Correlation Between Zurich Insurance and Graphic Packaging
Can any of the company-specific risk be diversified away by investing in both Zurich Insurance and Graphic Packaging at the same time? Although using a correlation coefficient on its own may not help to predict future stock returns, this module helps to understand the diversifiable risk of combining Zurich Insurance and Graphic Packaging into the same portfolio, which is an essential part of the fundamental portfolio management process.
By analyzing existing cross correlation between Zurich Insurance Group and Graphic Packaging Holding, you can compare the effects of market volatilities on Zurich Insurance and Graphic Packaging and check how they will diversify away market risk if combined in the same portfolio for a given time horizon. You can also utilize pair trading strategies of matching a long position in Zurich Insurance with a short position of Graphic Packaging. Check out your portfolio center. Please also check ongoing floating volatility patterns of Zurich Insurance and Graphic Packaging.
Diversification Opportunities for Zurich Insurance and Graphic Packaging
0.39 | Correlation Coefficient |
Weak diversification
The 3 months correlation between Zurich and Graphic is 0.39. Overlapping area represents the amount of risk that can be diversified away by holding Zurich Insurance Group and Graphic Packaging Holding in the same portfolio, assuming nothing else is changed. The correlation between historical prices or returns on Graphic Packaging Holding and Zurich Insurance is a relative statistical measure of the degree to which these equity instruments tend to move together. The correlation coefficient measures the extent to which returns on Zurich Insurance Group are associated (or correlated) with Graphic Packaging. Values of the correlation coefficient range from -1 to +1, where. The correlation of zero (0) is possible when the price movement of Graphic Packaging Holding has no effect on the direction of Zurich Insurance i.e., Zurich Insurance and Graphic Packaging go up and down completely randomly.

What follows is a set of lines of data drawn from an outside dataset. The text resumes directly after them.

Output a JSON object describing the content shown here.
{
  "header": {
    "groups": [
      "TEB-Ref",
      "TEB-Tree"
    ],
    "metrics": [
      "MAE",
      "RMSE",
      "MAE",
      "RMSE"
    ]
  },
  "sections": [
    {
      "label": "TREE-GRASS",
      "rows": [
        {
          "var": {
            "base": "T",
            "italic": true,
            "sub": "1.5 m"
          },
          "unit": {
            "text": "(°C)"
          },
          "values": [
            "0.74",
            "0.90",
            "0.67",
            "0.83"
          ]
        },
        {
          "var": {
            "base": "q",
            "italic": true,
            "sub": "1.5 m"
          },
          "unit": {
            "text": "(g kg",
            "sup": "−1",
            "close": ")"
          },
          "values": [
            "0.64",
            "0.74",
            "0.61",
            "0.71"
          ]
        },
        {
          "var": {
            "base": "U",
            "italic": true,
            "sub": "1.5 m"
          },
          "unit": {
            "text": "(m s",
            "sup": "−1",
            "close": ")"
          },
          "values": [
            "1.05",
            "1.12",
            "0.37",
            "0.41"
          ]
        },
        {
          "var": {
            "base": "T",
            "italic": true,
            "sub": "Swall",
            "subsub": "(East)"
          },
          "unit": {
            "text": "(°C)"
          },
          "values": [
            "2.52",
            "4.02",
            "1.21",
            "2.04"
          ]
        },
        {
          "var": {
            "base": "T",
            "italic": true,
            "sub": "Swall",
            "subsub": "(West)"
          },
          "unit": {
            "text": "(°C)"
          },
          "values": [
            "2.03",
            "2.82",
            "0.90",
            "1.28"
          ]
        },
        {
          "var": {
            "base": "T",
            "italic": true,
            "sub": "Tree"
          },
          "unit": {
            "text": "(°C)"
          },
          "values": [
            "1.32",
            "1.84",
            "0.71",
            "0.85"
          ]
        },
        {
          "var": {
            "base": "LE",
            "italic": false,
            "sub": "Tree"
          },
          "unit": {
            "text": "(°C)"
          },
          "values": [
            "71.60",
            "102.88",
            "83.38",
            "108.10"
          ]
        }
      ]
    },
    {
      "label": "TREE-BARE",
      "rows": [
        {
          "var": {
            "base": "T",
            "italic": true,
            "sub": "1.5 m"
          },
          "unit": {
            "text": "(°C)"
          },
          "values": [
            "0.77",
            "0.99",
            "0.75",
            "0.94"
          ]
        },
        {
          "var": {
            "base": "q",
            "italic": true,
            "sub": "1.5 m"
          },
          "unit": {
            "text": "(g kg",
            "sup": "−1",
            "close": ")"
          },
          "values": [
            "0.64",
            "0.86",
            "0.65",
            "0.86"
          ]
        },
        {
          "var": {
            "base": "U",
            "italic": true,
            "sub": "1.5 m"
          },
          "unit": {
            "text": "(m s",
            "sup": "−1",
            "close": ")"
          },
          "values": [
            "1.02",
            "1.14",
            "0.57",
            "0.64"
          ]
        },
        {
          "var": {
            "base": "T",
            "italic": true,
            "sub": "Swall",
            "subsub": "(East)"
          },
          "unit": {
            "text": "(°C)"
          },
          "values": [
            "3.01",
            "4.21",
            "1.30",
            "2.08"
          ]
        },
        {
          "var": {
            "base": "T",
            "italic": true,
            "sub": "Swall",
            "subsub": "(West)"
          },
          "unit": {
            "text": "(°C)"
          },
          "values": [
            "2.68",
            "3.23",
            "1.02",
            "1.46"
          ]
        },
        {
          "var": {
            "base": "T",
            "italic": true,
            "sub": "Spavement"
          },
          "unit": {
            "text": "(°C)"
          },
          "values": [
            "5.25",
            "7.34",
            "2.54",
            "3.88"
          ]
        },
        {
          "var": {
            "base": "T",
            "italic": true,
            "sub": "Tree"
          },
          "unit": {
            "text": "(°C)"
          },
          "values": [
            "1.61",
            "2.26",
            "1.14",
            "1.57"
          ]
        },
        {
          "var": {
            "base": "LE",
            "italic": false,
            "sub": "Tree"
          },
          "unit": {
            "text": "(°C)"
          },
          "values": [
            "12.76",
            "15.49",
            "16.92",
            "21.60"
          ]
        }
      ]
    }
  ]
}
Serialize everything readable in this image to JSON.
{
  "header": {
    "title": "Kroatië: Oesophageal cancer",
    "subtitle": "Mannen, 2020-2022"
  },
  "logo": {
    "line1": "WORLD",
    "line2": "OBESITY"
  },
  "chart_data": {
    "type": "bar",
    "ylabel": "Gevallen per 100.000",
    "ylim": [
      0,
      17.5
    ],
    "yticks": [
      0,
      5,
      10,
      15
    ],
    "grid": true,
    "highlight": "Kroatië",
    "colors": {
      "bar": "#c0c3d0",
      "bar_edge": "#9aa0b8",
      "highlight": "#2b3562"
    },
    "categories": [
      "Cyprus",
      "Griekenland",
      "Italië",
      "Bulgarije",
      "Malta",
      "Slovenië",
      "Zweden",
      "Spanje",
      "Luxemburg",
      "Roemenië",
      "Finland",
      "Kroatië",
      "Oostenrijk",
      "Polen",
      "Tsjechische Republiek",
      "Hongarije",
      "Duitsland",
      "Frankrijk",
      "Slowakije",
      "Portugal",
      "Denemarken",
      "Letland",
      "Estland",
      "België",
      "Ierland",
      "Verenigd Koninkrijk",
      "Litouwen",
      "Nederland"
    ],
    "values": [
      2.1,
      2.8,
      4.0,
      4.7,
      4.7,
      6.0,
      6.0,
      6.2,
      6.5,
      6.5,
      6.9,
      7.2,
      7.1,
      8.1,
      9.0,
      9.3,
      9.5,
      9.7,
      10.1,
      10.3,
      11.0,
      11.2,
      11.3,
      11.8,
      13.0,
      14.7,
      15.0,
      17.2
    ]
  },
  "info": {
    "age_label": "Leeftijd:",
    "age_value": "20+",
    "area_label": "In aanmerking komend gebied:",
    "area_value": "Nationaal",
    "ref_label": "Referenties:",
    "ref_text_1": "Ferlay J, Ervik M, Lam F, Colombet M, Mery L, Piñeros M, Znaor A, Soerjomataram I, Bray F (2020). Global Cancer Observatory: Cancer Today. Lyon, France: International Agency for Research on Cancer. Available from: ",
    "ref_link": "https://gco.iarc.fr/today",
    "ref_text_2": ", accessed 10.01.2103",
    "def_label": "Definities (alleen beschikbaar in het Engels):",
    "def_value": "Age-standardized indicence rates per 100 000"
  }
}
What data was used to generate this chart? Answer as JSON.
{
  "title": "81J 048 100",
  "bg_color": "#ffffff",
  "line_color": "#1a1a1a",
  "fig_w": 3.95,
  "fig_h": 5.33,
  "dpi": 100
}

Pair Corralation between Zurich Insurance and Graphic Packaging
Assuming the 90 days trading horizon Zurich Insurance Group is expected to generate 1.3 times more return on investment than Graphic Packaging. However, Zurich Insurance is 1.3 times more volatile than Graphic Packaging Holding. It trades about 0.06 of its potential returns per unit of risk. Graphic Packaging Holding is currently generating about 0.03 per unit of risk. If you would invest 2,460 in Zurich Insurance Group on October 26, 2024 and sell it today you would earn a total of 340.00 from holding Zurich Insurance Group or generate 13.82% return on investment over 90 days.
Time Period | 3 Months [change] |
Direction | Moves Together |
Strength | Very Weak |
Accuracy | 100.0% |
Values | Daily Returns |
Zurich Insurance Group vs. Graphic Packaging Holding
Performance |
Timeline |
Zurich Insurance |
Graphic Packaging Holding |
Zurich Insurance and Graphic Packaging Volatility Contrast
Predicted Return Density |
Returns |
Pair Trading with Zurich Insurance and Graphic Packaging
The main advantage of trading using opposite Zurich Insurance and Graphic Packaging positions is that it hedges away some unsystematic risk. Because of two separate transactions, even if Zurich Insurance position performs unexpectedly, Graphic Packaging can make up some of the losses. Pair trading also minimizes risk from directional movements in the market. For example, if an entire industry or sector drops because of unexpected headlines, the short position in Graphic Packaging will offset losses from the drop in Graphic Packaging's long position.Zurich Insurance vs. American International Group | Zurich Insurance vs. Assicurazioni Generali SpA | Zurich Insurance vs. Sun Life Financial | Zurich Insurance vs. The Hartford Financial |
Graphic Packaging vs. OFFICE DEPOT | Graphic Packaging vs. Aedas Homes SA | Graphic Packaging vs. Teradata Corp | Graphic Packaging vs. The Home Depot |
Check out your portfolio center.Note that this page's information should be used as a complementary analysis to find the right mix of equity instruments to add to your existing portfolios or create a brand new portfolio. You can also try the Balance Of Power module to check stock momentum by analyzing Balance Of Power indicator and other technical ratios.